Danke für deine Antwort. Eine letzte Sache an deinen Erklärungen ist für mich noch nicht klar.

Wie kommst du hier auf das eventuell verlöschende Augenlicht des Protagonisten?

Nun ja, er sieht einen totgeschossenen Hasen, der über einen Sandberg an einer Baustelle Schlittschuh fährt. Wer würde da nicht zuerst an ein Augenproblem denken?

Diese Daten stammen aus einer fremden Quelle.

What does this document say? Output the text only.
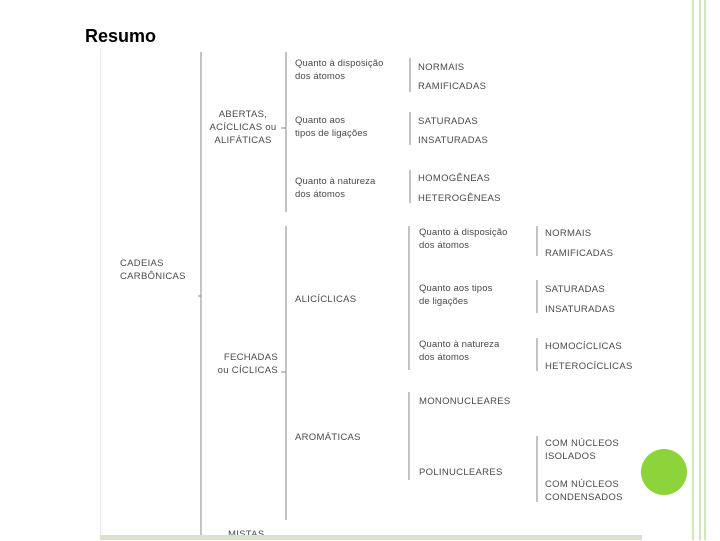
Resumo
CADEIAS
CARBÔNICAS
ABERTAS,
ACÍCLICAS ou
ALIFÁTICAS
Quanto à disposição
dos átomos
NORMAIS
RAMIFICADAS
Quanto aos
tipos de ligações
SATURADAS
INSATURADAS
Quanto à natureza
dos átomos
HOMOGÊNEAS
HETEROGÊNEAS
FECHADAS
ou CÍCLICAS
ALICÍCLICAS
Quanto à disposição
dos átomos
NORMAIS
RAMIFICADAS
Quanto aos tipos
de ligações
SATURADAS
INSATURADAS
Quanto à natureza
dos átomos
HOMOCÍCLICAS
HETEROCÍCLICAS
AROMÁTICAS
MONONUCLEARES
POLINUCLEARES
COM NÚCLEOS
ISOLADOS
COM NÚCLEOS
CONDENSADOS
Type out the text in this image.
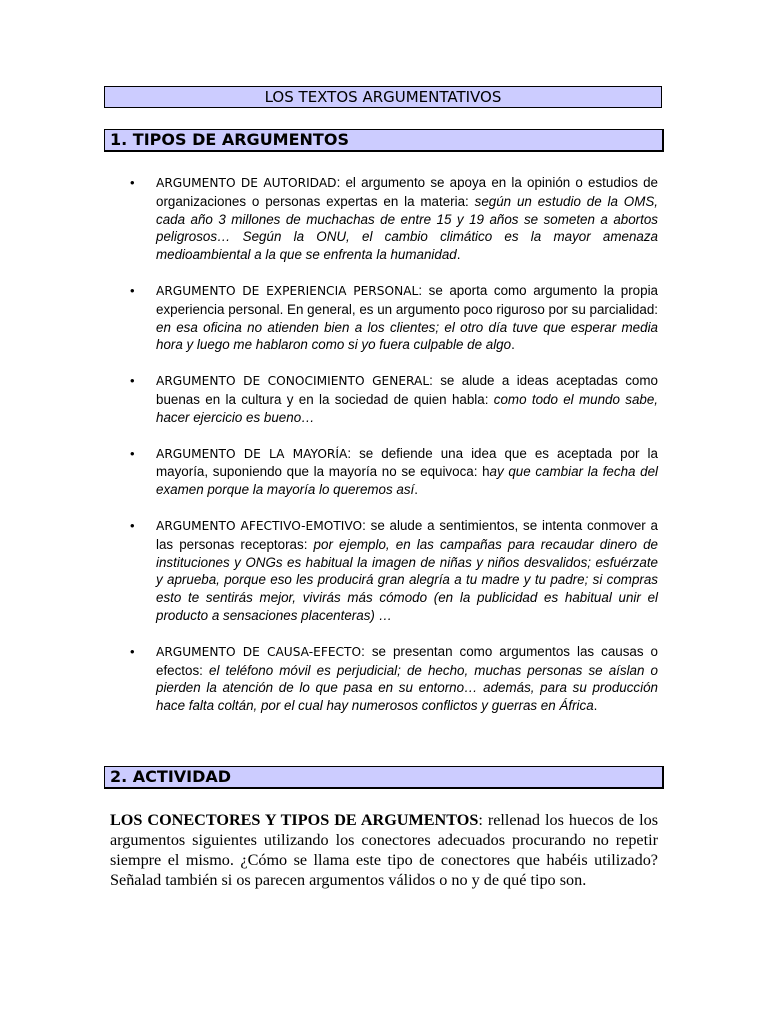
LOS TEXTOS ARGUMENTATIVOS
1. TIPOS DE ARGUMENTOS
• ARGUMENTO DE AUTORIDAD: el argumento se apoya en la opinión o estudios de organizaciones o personas expertas en la materia: según un estudio de la OMS, cada año 3 millones de muchachas de entre 15 y 19 años se someten a abortos peligrosos… Según la ONU, el cambio climático es la mayor amenaza medioambiental a la que se enfrenta la humanidad.
• ARGUMENTO DE EXPERIENCIA PERSONAL: se aporta como argumento la propia experiencia personal. En general, es un argumento poco riguroso por su parcialidad: en esa oficina no atienden bien a los clientes; el otro día tuve que esperar media hora y luego me hablaron como si yo fuera culpable de algo.
• ARGUMENTO DE CONOCIMIENTO GENERAL: se alude a ideas aceptadas como buenas en la cultura y en la sociedad de quien habla: como todo el mundo sabe, hacer ejercicio es bueno…
• ARGUMENTO DE LA MAYORÍA: se defiende una idea que es aceptada por la mayoría, suponiendo que la mayoría no se equivoca: hay que cambiar la fecha del examen porque la mayoría lo queremos así.
• ARGUMENTO AFECTIVO-EMOTIVO: se alude a sentimientos, se intenta conmover a las personas receptoras: por ejemplo, en las campañas para recaudar dinero de instituciones y ONGs es habitual la imagen de niñas y niños desvalidos; esfuérzate y aprueba, porque eso les producirá gran alegría a tu madre y tu padre; si compras esto te sentirás mejor, vivirás más cómodo (en la publicidad es habitual unir el producto a sensaciones placenteras) …
• ARGUMENTO DE CAUSA-EFECTO: se presentan como argumentos las causas o efectos: el teléfono móvil es perjudicial; de hecho, muchas personas se aíslan o pierden la atención de lo que pasa en su entorno… además, para su producción hace falta coltán, por el cual hay numerosos conflictos y guerras en África.
2. ACTIVIDAD

LOS CONECTORES Y TIPOS DE ARGUMENTOS: rellenad los huecos de los argumentos siguientes utilizando los conectores adecuados procurando no repetir siempre el mismo. ¿Cómo se llama este tipo de conectores que habéis utilizado? Señalad también si os parecen argumentos válidos o no y de qué tipo son.
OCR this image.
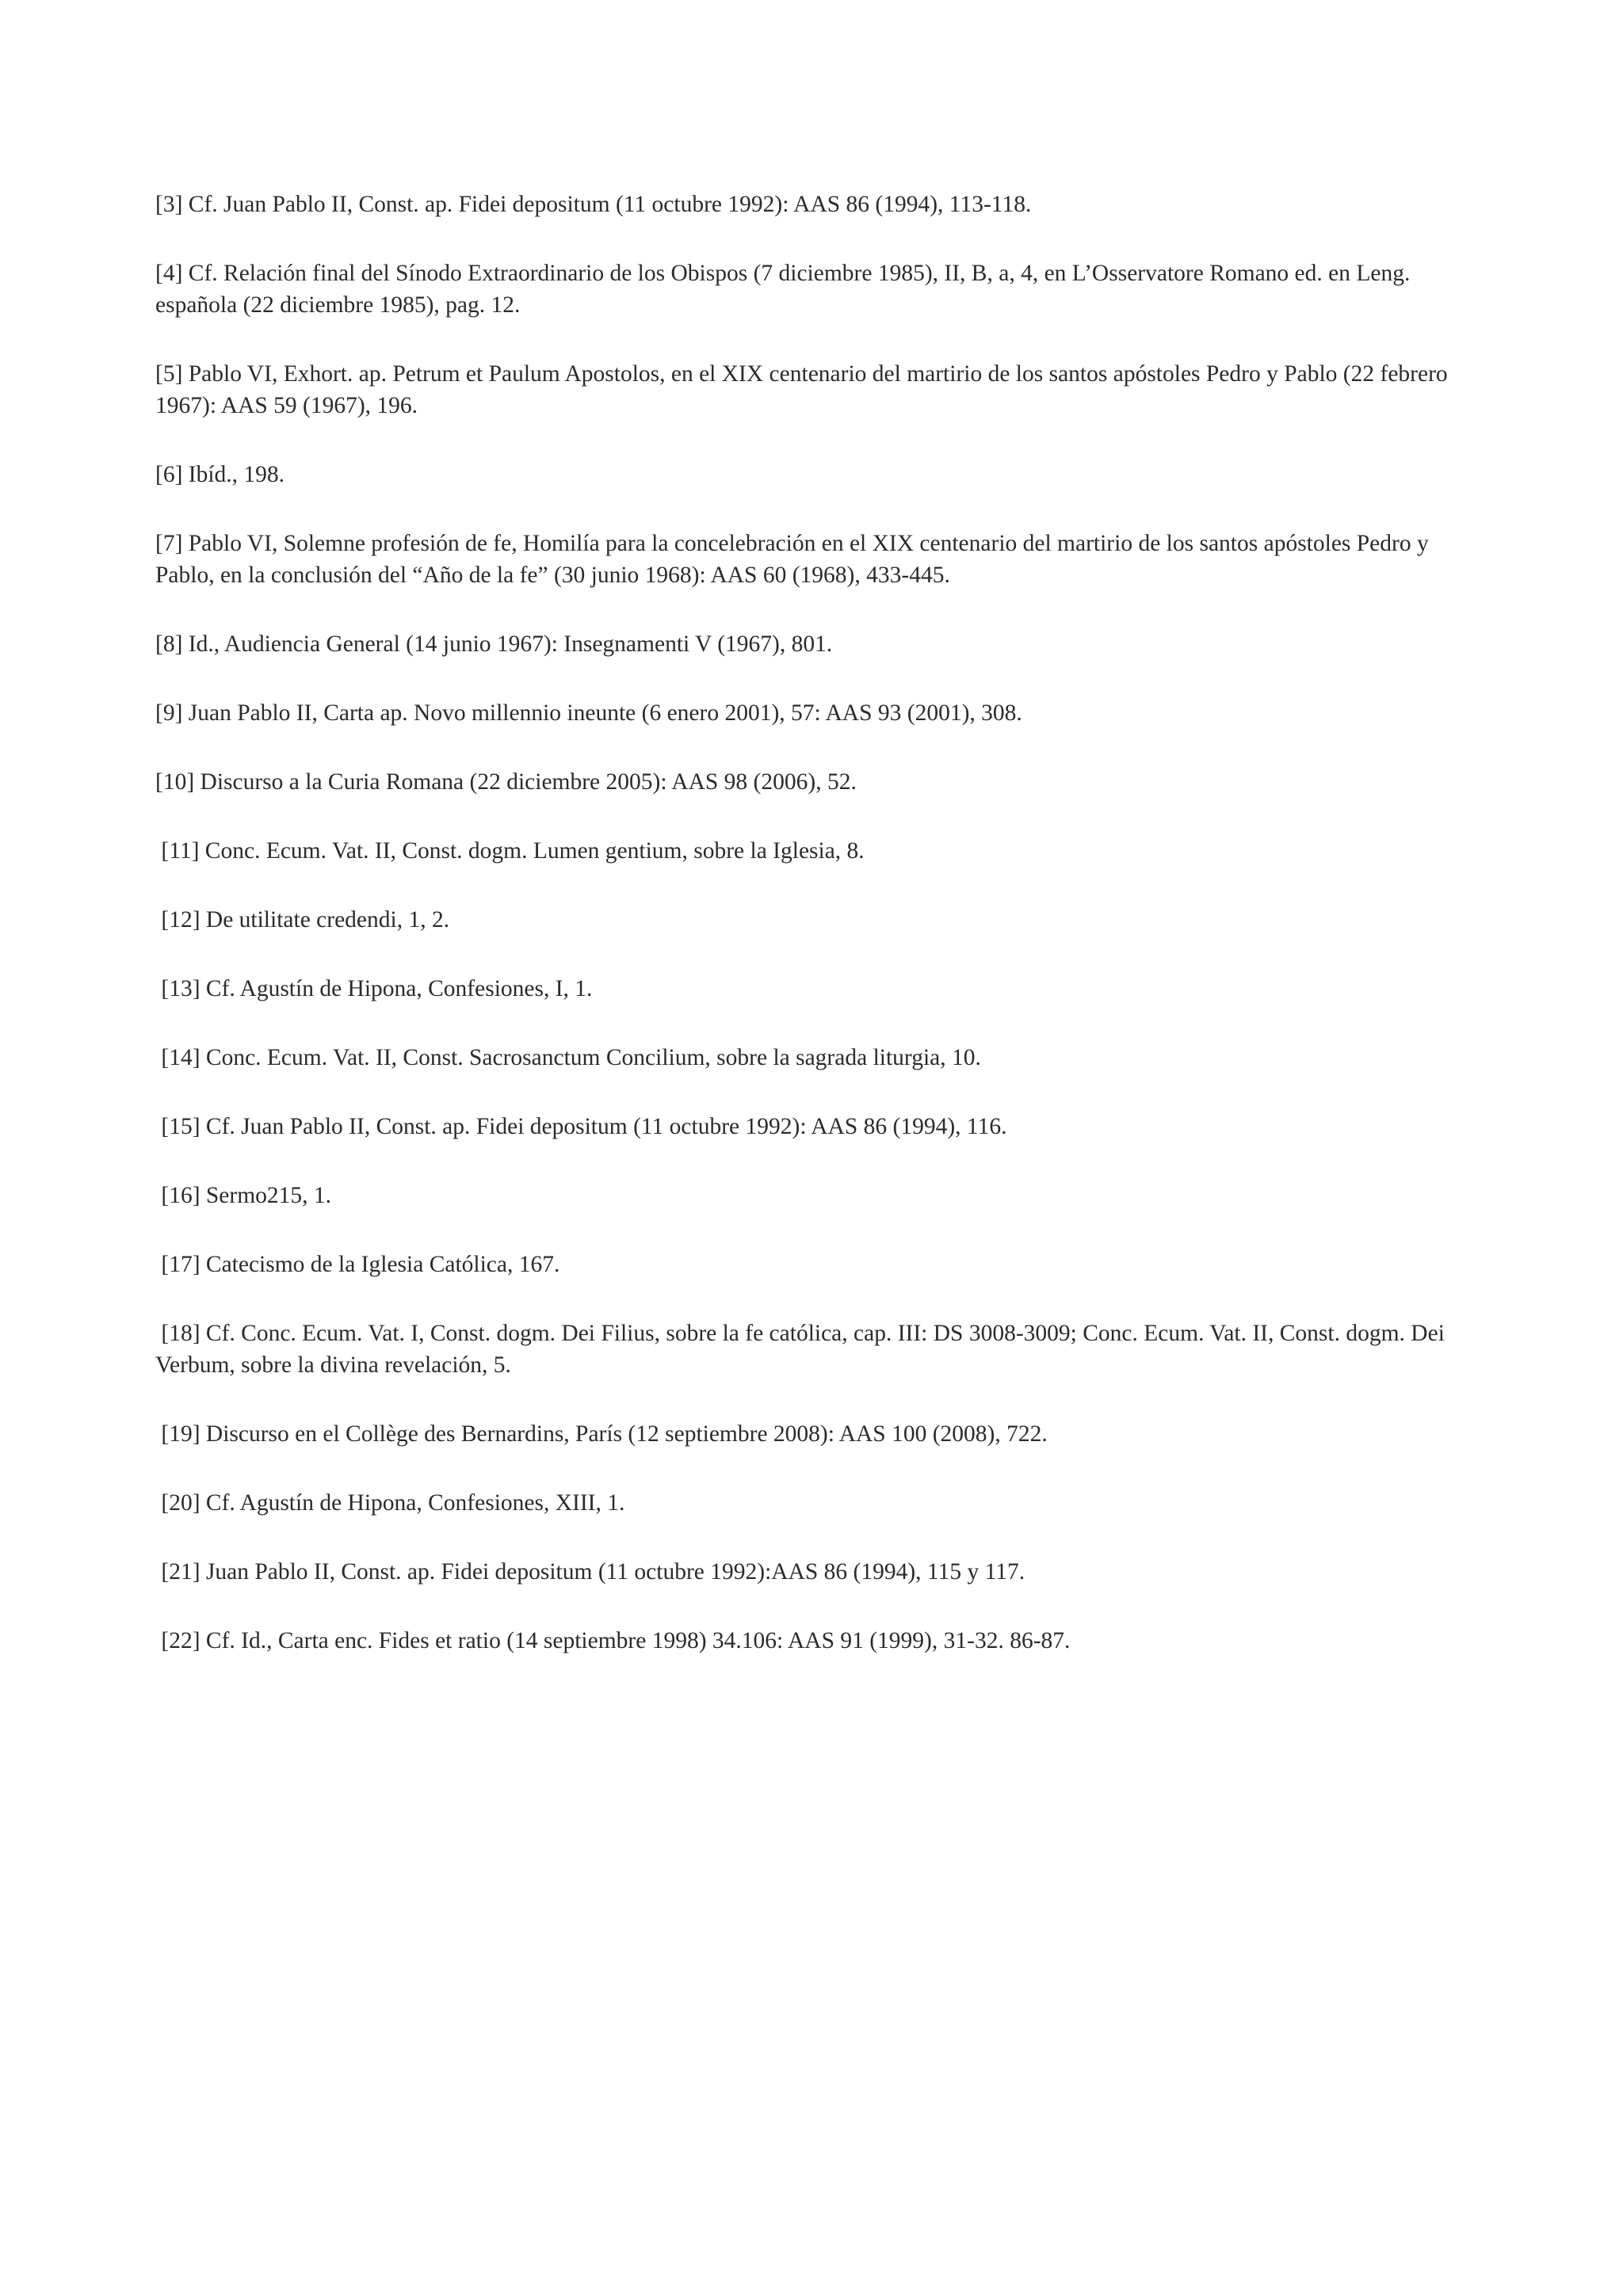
[3] Cf. Juan Pablo II, Const. ap. Fidei depositum (11 octubre 1992): AAS 86 (1994), 113-118.

[4] Cf. Relación final del Sínodo Extraordinario de los Obispos (7 diciembre 1985), II, B, a, 4, en L’Osservatore Romano ed. en Leng. española (22 diciembre 1985), pag. 12.

[5] Pablo VI, Exhort. ap. Petrum et Paulum Apostolos, en el XIX centenario del martirio de los santos apóstoles Pedro y Pablo (22 febrero 1967): AAS 59 (1967), 196.

[6] Ibíd., 198.

[7] Pablo VI, Solemne profesión de fe, Homilía para la concelebración en el XIX centenario del martirio de los santos apóstoles Pedro y Pablo, en la conclusión del “Año de la fe” (30 junio 1968): AAS 60 (1968), 433-445.

[8] Id., Audiencia General (14 junio 1967): Insegnamenti V (1967), 801.

[9] Juan Pablo II, Carta ap. Novo millennio ineunte (6 enero 2001), 57: AAS 93 (2001), 308.

[10] Discurso a la Curia Romana (22 diciembre 2005): AAS 98 (2006), 52.

[11] Conc. Ecum. Vat. II, Const. dogm. Lumen gentium, sobre la Iglesia, 8.

[12] De utilitate credendi, 1, 2.

[13] Cf. Agustín de Hipona, Confesiones, I, 1.

[14] Conc. Ecum. Vat. II, Const. Sacrosanctum Concilium, sobre la sagrada liturgia, 10.

[15] Cf. Juan Pablo II, Const. ap. Fidei depositum (11 octubre 1992): AAS 86 (1994), 116.

[16] Sermo215, 1.

[17] Catecismo de la Iglesia Católica, 167.

[18] Cf. Conc. Ecum. Vat. I, Const. dogm. Dei Filius, sobre la fe católica, cap. III: DS 3008-3009; Conc. Ecum. Vat. II, Const. dogm. Dei Verbum, sobre la divina revelación, 5.

[19] Discurso en el Collège des Bernardins, París (12 septiembre 2008): AAS 100 (2008), 722.

[20] Cf. Agustín de Hipona, Confesiones, XIII, 1.

[21] Juan Pablo II, Const. ap. Fidei depositum (11 octubre 1992):AAS 86 (1994), 115 y 117.

[22] Cf. Id., Carta enc. Fides et ratio (14 septiembre 1998) 34.106: AAS 91 (1999), 31-32. 86-87.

Irgendwie merkt man als Leser nicht, vielleicht auch nur ich dummer Leser nicht, dass du das Augenproblem auf den totgeschossenen, schlittschuhlaufenden Hasen zurückführst, da du beim Übergang in die Prosa nur von dem "komischen Sandberg" redest. So entstand bei mir der Eindruck, er verlöre sein Augenlicht aufgrund des Erblickens eines Sandberges, was mir etwas seltsam erschien :-)

Ansonsten bekrittelte ich deinen Text nicht weiter, kann mit dem Rest deiner Erklärungen gut leben und stimme dir
zu: Übung macht den Meister. Bin gespannt auf deinen nächsten Text.